2. Bound the context window at the runtime. Engines expose a maximum sequence length (e.g. vLLM’s --max-model-len, llama.cpp’s -c). That limits worst-case memory and per-request work. It does not replace policy: you still want pre-flight checks (same tokenizer as the model) so oversize prompts fail fast with a 4xx instead of tying up a slot—see Token Budgets: Enforcing Limits at the API Layer for counting, truncation, and streaming semantics.
3. Rate-limit and quota by tenant or key. Tokens per minute (TPM) and requests per minute (RPM), optionally combined with daily or monthly budgets, belong in the gateway or auth layer (API gateway, Envoy, Kong, or a thin BFF) keyed off API keys or JWT claims. That caps aggregate burn even when each individual request is small.

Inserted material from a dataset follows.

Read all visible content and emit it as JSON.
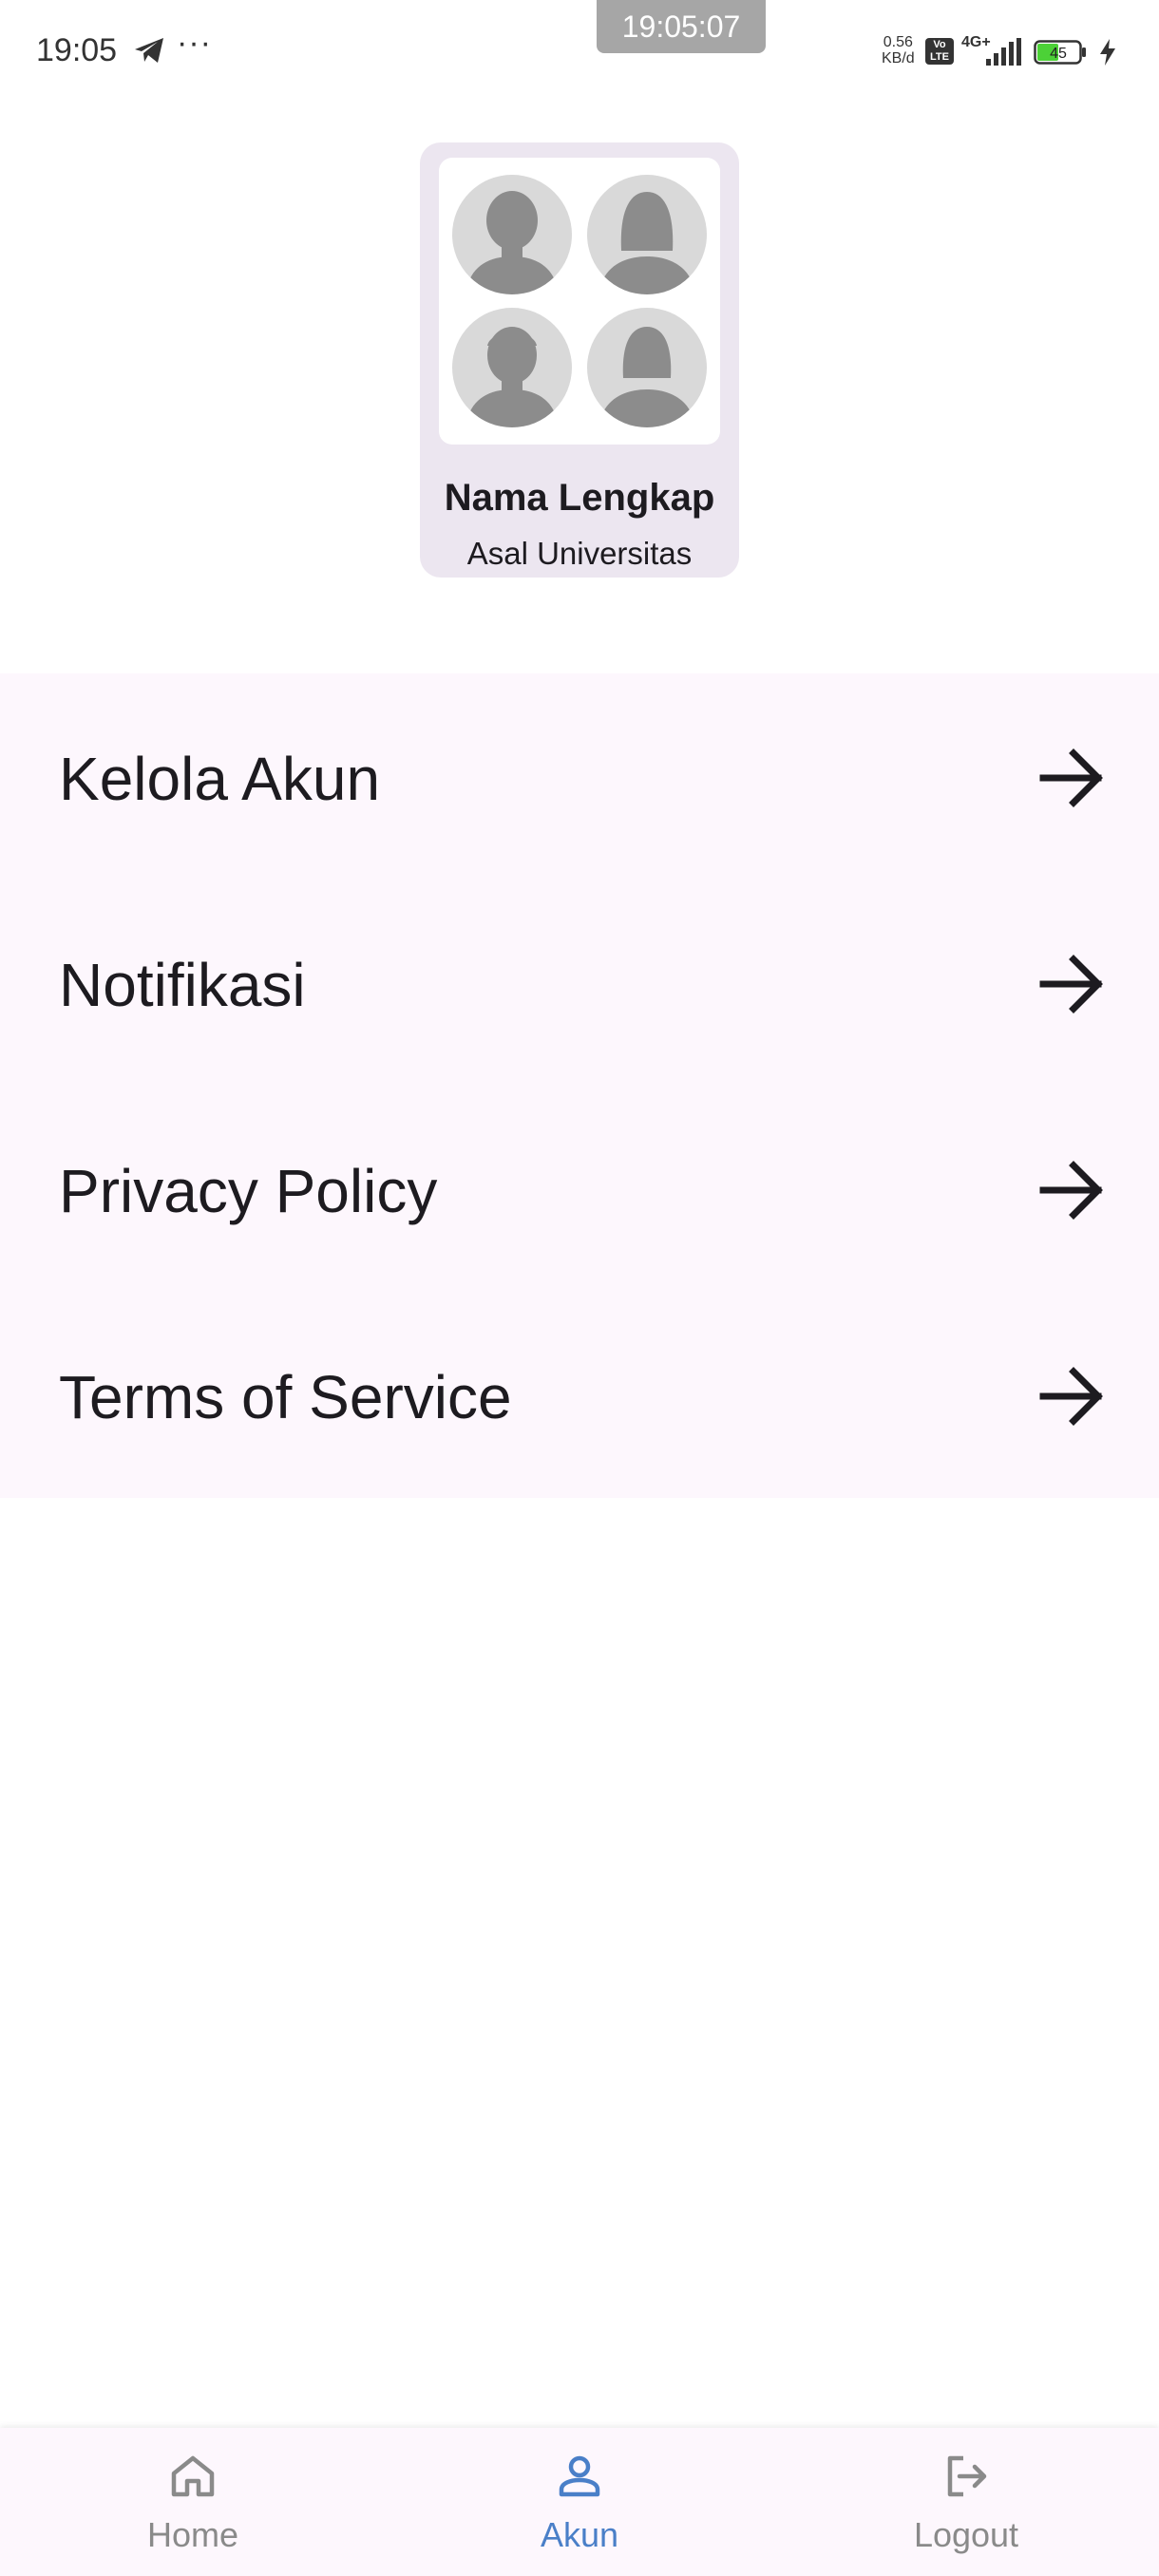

4. Meter and alert. Log or export prompt_tokens, completion_tokens, and total per request ID and tenant; chart burn rate and set alerts before the bill surprises anyone. Chargeback by team or product line turns “model cost” from a black box into an engineering lever.

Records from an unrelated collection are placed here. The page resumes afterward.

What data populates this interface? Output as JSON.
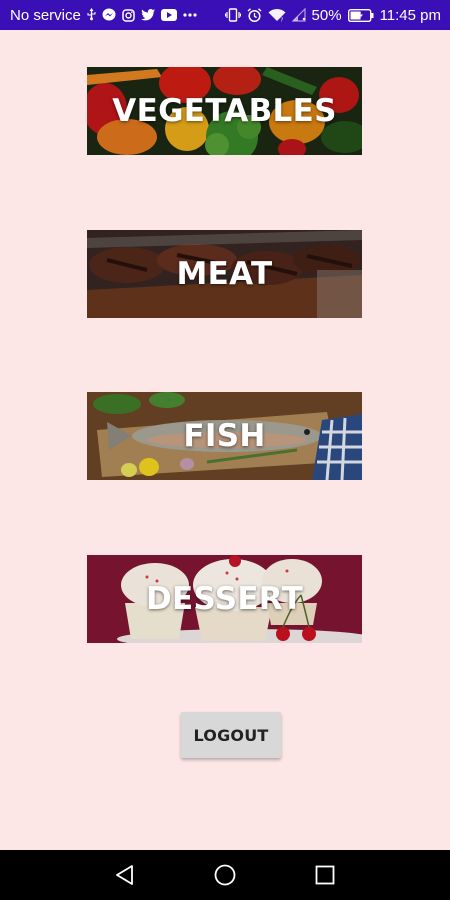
{
  "status_bar": {
    "carrier": "No service",
    "battery": "50%",
    "time": "11:45 pm",
    "left_icons": [
      "usb-icon",
      "messenger-icon",
      "instagram-icon",
      "twitter-icon",
      "youtube-icon",
      "more-icon"
    ],
    "right_icons": [
      "vibrate-icon",
      "alarm-icon",
      "wifi-icon",
      "signal-icon",
      "battery-icon"
    ],
    "colors": {
      "background": "#3a0fb5",
      "text": "#ffffff"
    }
  },
  "categories": [
    {
      "label": "VEGETABLES"
    },
    {
      "label": "MEAT"
    },
    {
      "label": "FISH"
    },
    {
      "label": "DESSERT"
    }
  ],
  "logout": {
    "label": "LOGOUT"
  },
  "nav_bar": {
    "icons": [
      "back-icon",
      "home-icon",
      "recents-icon"
    ]
  },
  "colors": {
    "page_background": "#fde6e6",
    "button_background": "#d8d8d8"
  }
}
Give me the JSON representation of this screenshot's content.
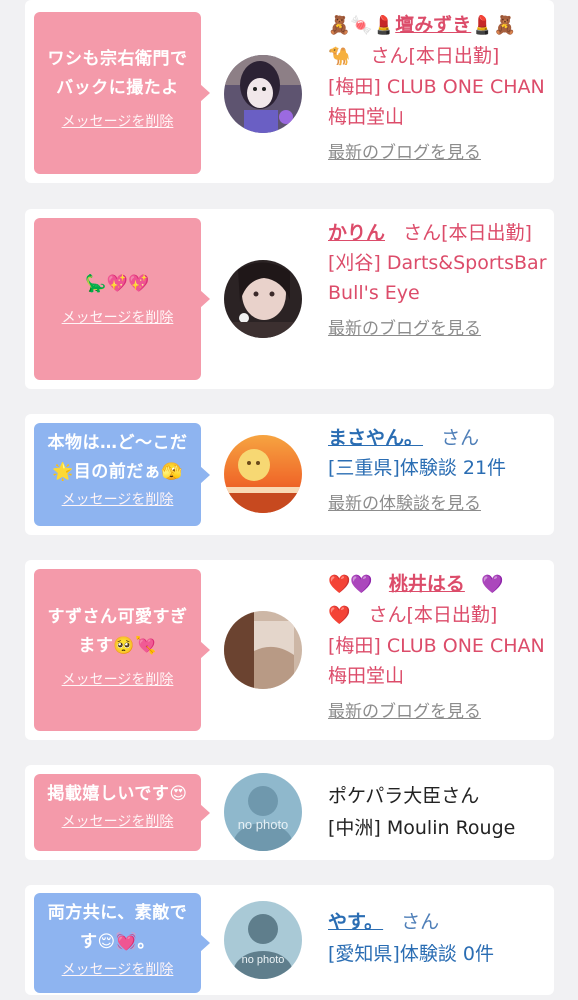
{
  "cards": [
    {
      "message": "ワシも宗右衛門でバックに撮たよ",
      "delete_label": "メッセージを削除",
      "name_prefix": "🧸🍬💄",
      "name": "壇みずき",
      "name_suffix": "💄🧸",
      "name_line2": "🐪",
      "san": "さん[本日出勤]",
      "shop": "[梅田] CLUB ONE CHAN 梅田堂山",
      "link": "最新のブログを見る"
    },
    {
      "message_emoji": "🦕💖💖",
      "delete_label": "メッセージを削除",
      "name": "かりん",
      "san": "さん[本日出勤]",
      "shop": "[刈谷] Darts&SportsBar Bull's Eye",
      "link": "最新のブログを見る"
    },
    {
      "message": "本物は…ど～こだ🌟目の前だぁ🫣",
      "delete_label": "メッセージを削除",
      "name": "まさやん。",
      "san": "さん",
      "shop": "[三重県]体験談 21件",
      "link": "最新の体験談を見る"
    },
    {
      "message": "すずさん可愛すぎます🥺💘",
      "delete_label": "メッセージを削除",
      "name_prefix": "❤️💜",
      "name": "桃井はる",
      "name_suffix": "💜",
      "name_line2": "❤️",
      "san": "さん[本日出勤]",
      "shop": "[梅田] CLUB ONE CHAN 梅田堂山",
      "link": "最新のブログを見る"
    },
    {
      "message": "掲載嬉しいです😍",
      "delete_label": "メッセージを削除",
      "name": "ポケパラ大臣さん",
      "shop": "[中洲] Moulin Rouge",
      "avatar_text": "no photo"
    },
    {
      "message": "両方共に、素敵です😌💓。",
      "delete_label": "メッセージを削除",
      "name": "やす。",
      "san": "さん",
      "shop": "[愛知県]体験談 0件",
      "avatar_text": "no photo"
    }
  ],
  "colors": {
    "pink_bubble": "#f49aaa",
    "blue_bubble": "#8eb4f0",
    "pink_text": "#dc4c6a",
    "blue_text": "#2a6db3"
  }
}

5. Operational knobs that are not a substitute for policy. Continuous batching and high concurrency improve throughput; they do not stop runaway prompts. Default low max_tokens for anonymous or trial tiers; require review or higher entitlements for large completions.
In short: runtime caps define physics (max length, VRAM); API/gateway caps define product and finance (per-call generation limit, per-tenant TPM, monthly budget). You want both.

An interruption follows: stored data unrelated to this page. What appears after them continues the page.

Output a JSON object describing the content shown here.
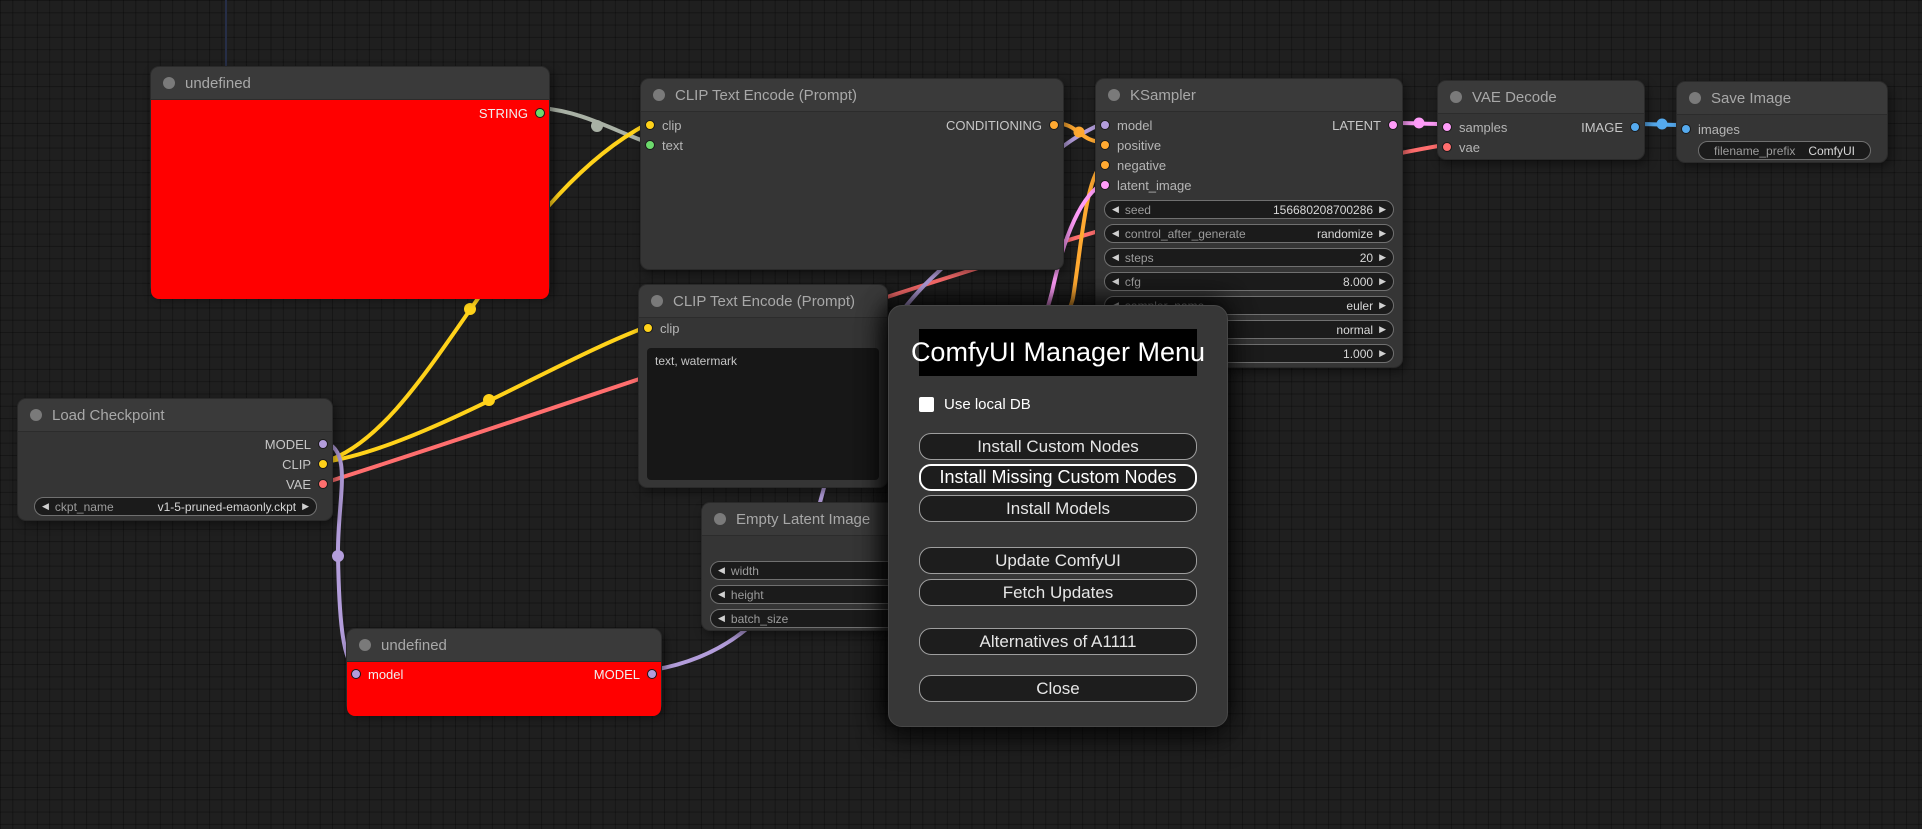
{
  "colors": {
    "string": "#6cd96c",
    "string_link": "#a9b1a5",
    "clip": "#ffd21a",
    "vae": "#ff6e6e",
    "model": "#b39ddb",
    "conditioning": "#ffa931",
    "latent": "#ff9cf9",
    "image": "#55aaee",
    "missing_node": "#ff0000"
  },
  "nodes": {
    "undefined_top": {
      "title": "undefined",
      "outputs": {
        "string": "STRING"
      }
    },
    "clip_encode_1": {
      "title": "CLIP Text Encode (Prompt)",
      "inputs": {
        "clip": "clip",
        "text": "text"
      },
      "outputs": {
        "conditioning": "CONDITIONING"
      }
    },
    "ksampler": {
      "title": "KSampler",
      "inputs": {
        "model": "model",
        "positive": "positive",
        "negative": "negative",
        "latent_image": "latent_image"
      },
      "outputs": {
        "latent": "LATENT"
      },
      "widgets": [
        {
          "label": "seed",
          "value": "156680208700286"
        },
        {
          "label": "control_after_generate",
          "value": "randomize"
        },
        {
          "label": "steps",
          "value": "20"
        },
        {
          "label": "cfg",
          "value": "8.000"
        },
        {
          "label": "sampler_name",
          "value": "euler"
        },
        {
          "label": "",
          "value": "normal"
        },
        {
          "label": "",
          "value": "1.000"
        }
      ]
    },
    "vae_decode": {
      "title": "VAE Decode",
      "inputs": {
        "samples": "samples",
        "vae": "vae"
      },
      "outputs": {
        "image": "IMAGE"
      }
    },
    "save_image": {
      "title": "Save Image",
      "inputs": {
        "images": "images"
      },
      "widgets": [
        {
          "label": "filename_prefix",
          "value": "ComfyUI"
        }
      ]
    },
    "clip_encode_2": {
      "title": "CLIP Text Encode (Prompt)",
      "inputs": {
        "clip": "clip"
      },
      "prompt_text": "text, watermark"
    },
    "load_checkpoint": {
      "title": "Load Checkpoint",
      "outputs": {
        "model": "MODEL",
        "clip": "CLIP",
        "vae": "VAE"
      },
      "widgets": [
        {
          "label": "ckpt_name",
          "value": "v1-5-pruned-emaonly.ckpt"
        }
      ]
    },
    "empty_latent": {
      "title": "Empty Latent Image",
      "widgets": [
        {
          "label": "width",
          "value": ""
        },
        {
          "label": "height",
          "value": ""
        },
        {
          "label": "batch_size",
          "value": ""
        }
      ]
    },
    "undefined_bottom": {
      "title": "undefined",
      "inputs": {
        "model": "model"
      },
      "outputs": {
        "model": "MODEL"
      }
    }
  },
  "menu": {
    "title": "ComfyUI Manager Menu",
    "checkbox_label": "Use local DB",
    "buttons": [
      {
        "label": "Install Custom Nodes"
      },
      {
        "label": "Install Missing Custom Nodes"
      },
      {
        "label": "Install Models"
      },
      {
        "label": "Update ComfyUI"
      },
      {
        "label": "Fetch Updates"
      },
      {
        "label": "Alternatives of A1111"
      },
      {
        "label": "Close"
      }
    ]
  }
}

Concrete runtimes: commands and trade-offs
These are illustrative; pin container tags and model revisions in your own manifests.
vLLM (multi-session GPU throughput) — OpenAI-compatible server, good when you already have CUDA and want continuous batching:
# Example only: replace model path and image tag with pinned versions
# --max-model-len caps context (and thus per-request upper bound on work)
docker run --gpus all -p 8000:8000 \
vllm/vllm-openai:latest \
--model mistralai/Mistral-7B-Instruct-v0.3 \
--dtype bfloat16 \
--max-model-len 8192
TGI (Text Generation Inference) — Strong Hub/Docker story; similar niche to vLLM for transformer serving behind HTTP.
llama.cpp server — CPU or smaller GPUs; compile with the same quant you evaluated (Q4_K_M, etc.):
./server -m ./models/model.gguf --port 8080 -c 4096
Runtime choice: vLLM/TGI when concurrent GPU sessions and batching dominate SLOs; llama.cpp when footprint, CPU-only, or edge packaging matters more than peak tokens/sec. Always re-benchmark your adapter + prompt template on the chosen runtime—kernel and quant interact with LoRA paths.
Minimal OpenAI-shaped curl contract test
After deploy, hit non-streaming chat with a frozen prompt and compare SHA of normalized JSON (strip volatile fields like id timestamps if needed):
curl -s http://localhost:8000/v1/chat/completions \
-H "Content-Type: application/json" \
-d '{"model":"mistralai/Mistral-7B-Instruct-v0.3","messages":[{"role":"user","content":"Say OK."}],"max_tokens":8,"temperature":0}' \
| jq .
Check choices[0].finish_reason, token usage fields, and error schema for oversize prompts—those are the surfaces Token Budgets: Enforcing Limits at the API Layer tightens.
Conclusion
This post closes the loop from “weights on disk” to “service behind a load balancer,” including where to enforce token and rate limits so costs stay predictable: ceilings on completion length and context at the engine, plus TPM/RPM and budgets at the gateway. Token Budgets: Enforcing Limits at the API Layer goes deeper on pre-flight counting, truncation strategies, and client contracts—stack it with the serving layer you run here.